3.1.7 I find guidance on this issue in the view taken by Hon’ble Apex Court in the case of V. Venugopala Varma Rajah vs Commissioner Of Income-Tax 1970 AIR 2051, 1970 SCR (2) 547, dated 24.09.1969 wherein the Hon’ble Supreme Court has observed that It is not necessary for the purpose of this case to enter upon a detailed analysis of the principle underlying the decisions and to resolve the conflict. On the finding in the present case, it is clear that the trees were not removed with roots. The stumps of the trees were allowed to remain in the land so that the trees may regenerate. If a person sells merely leaves or fruit of the trees or even branches of the trees it would be difficult (subject to the special exemption under s. 4(3)(viii) of the Income-tax Act, 1922) to hold that the realization is not of the nature of income. Where the trunks are cut so that the stumps remain intact and capable of regeneration, receipts from sale of the trunks would be in the nature of income. It is true that the tree is a part of the land. But by selling a pan of the trunk, the assessee does not necessarily realise a part of his capital. We need not consider whether in case there is a sale of the trees with the roots so that there is no possibility of regeneration, it may be said that the realisation is in the nature of capital. That question does not arise in the present case.
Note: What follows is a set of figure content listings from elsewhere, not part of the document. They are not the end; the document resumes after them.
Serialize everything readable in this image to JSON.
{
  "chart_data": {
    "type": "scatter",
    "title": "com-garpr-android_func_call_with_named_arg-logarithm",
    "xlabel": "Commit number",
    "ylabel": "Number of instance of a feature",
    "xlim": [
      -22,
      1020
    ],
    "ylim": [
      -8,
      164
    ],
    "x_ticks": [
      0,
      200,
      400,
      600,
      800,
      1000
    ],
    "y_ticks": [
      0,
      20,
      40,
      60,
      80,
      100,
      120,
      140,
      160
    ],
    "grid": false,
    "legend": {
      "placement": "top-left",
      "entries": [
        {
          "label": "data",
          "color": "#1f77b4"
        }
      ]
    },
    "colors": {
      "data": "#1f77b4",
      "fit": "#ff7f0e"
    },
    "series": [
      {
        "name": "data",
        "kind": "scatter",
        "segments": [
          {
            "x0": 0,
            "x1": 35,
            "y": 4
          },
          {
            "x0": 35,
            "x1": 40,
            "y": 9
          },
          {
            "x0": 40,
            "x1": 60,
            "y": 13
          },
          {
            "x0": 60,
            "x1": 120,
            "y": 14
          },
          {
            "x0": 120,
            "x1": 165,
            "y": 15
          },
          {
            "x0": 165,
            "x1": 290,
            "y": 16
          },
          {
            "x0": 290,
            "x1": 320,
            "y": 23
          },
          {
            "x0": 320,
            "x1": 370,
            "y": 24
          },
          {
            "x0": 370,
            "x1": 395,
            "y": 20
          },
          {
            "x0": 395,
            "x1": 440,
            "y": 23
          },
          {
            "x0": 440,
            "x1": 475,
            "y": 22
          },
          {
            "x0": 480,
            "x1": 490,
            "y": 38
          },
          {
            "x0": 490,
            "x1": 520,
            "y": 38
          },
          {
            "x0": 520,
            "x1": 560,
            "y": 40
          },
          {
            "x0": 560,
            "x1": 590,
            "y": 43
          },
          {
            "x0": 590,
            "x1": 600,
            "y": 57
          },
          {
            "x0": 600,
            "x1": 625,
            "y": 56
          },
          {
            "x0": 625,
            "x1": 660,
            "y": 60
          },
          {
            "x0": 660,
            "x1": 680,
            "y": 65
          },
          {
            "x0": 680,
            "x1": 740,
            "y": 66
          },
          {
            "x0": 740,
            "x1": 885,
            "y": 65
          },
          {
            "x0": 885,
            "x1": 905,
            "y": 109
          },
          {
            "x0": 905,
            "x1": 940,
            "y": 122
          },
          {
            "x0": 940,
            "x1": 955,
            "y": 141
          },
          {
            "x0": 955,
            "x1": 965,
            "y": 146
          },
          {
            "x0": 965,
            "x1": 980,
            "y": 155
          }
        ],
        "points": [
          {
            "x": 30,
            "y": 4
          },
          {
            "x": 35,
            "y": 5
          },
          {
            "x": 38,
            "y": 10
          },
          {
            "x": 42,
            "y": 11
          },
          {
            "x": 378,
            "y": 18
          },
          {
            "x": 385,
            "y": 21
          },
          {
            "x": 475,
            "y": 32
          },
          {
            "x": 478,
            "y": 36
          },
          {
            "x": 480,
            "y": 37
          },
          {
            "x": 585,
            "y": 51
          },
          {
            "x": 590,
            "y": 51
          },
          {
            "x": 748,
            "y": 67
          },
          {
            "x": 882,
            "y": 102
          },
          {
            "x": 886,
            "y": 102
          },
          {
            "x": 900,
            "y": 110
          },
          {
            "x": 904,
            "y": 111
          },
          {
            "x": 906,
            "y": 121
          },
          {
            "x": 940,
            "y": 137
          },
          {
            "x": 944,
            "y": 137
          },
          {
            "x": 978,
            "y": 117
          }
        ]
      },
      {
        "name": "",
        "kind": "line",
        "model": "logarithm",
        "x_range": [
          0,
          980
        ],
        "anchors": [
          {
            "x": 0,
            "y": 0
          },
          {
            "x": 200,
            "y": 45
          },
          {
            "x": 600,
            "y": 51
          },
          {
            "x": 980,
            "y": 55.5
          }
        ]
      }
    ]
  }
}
3.1.8 I find that in the instant case, the trees cut were Agarwood Trees which are capable of regeneration. The objectives of the Draft Policy for Sustainable Utilisation of Agar Wood, 2014, No.-S-112013-SU issued by Ministry of Environment and Forests dated 16.01 2014 are as follow:-

Xxxxxx

3.1.9 As per the above reproduced draft policy issued by Ministry of Environment and Forests, Agarwood trees are capable of regeneration, and Hon’ble Supreme Court in the case of V Venugopala Varma Rajah vs Commissioner Of Income-Tax 1970 (Supra), after analysing every nook and corner details on this issue, has held that if the trees are capable of regeneration, then, income from cutting of the same is to be brought to tax and it is certainly not capital in nature.

3.1.10 In view of the above, I do not find any reason to interfere with the decision of the AO on addition of Rs.10,14,0007- as income from other sources. This ground of appeal is therefore dismissed.

Aggrieved, the assessee is in further appeal before us.

5. Upon due consideration of factual matrix, we find that certain trees lying on assessee’s land were cut since the same were obstructing the hire tension wires of the Electricity Company. For the same, the assessee was compensated for Rs.10.14 Lacs during the year. We observe that the assessee was engaged in the business of manufacturing and trading of essential oil, plantations & extraction of essential oils. Therefore, the trees so cut by the assessee would form part of its trading operations since the assessee would be earning revenue by utilizing these trees. Had the trees not been cut, the assessee would have earned more revenue from the trees. Therefore, any compensation received in lieu of loss thereof would form part of assessee’s trading operations. The same is evident from the fact that cut trees sold by the assessee constituted its trading income and the same were accepted to be agricultural income. In our considered opinion, similar treatment was to be given to the compensation received for loss of trees. It would akin to a situation where the assessee lost its trading stock and received compensation for loss of the stock. The same would certainly be trading income for the assessee. Since, the income was earned from trees; the same would constitute agricultural income in the hands of the assessee. We order so.

6. The appeal stand allowed in terms of our above order.

Order pronounced on 21st December, 2020.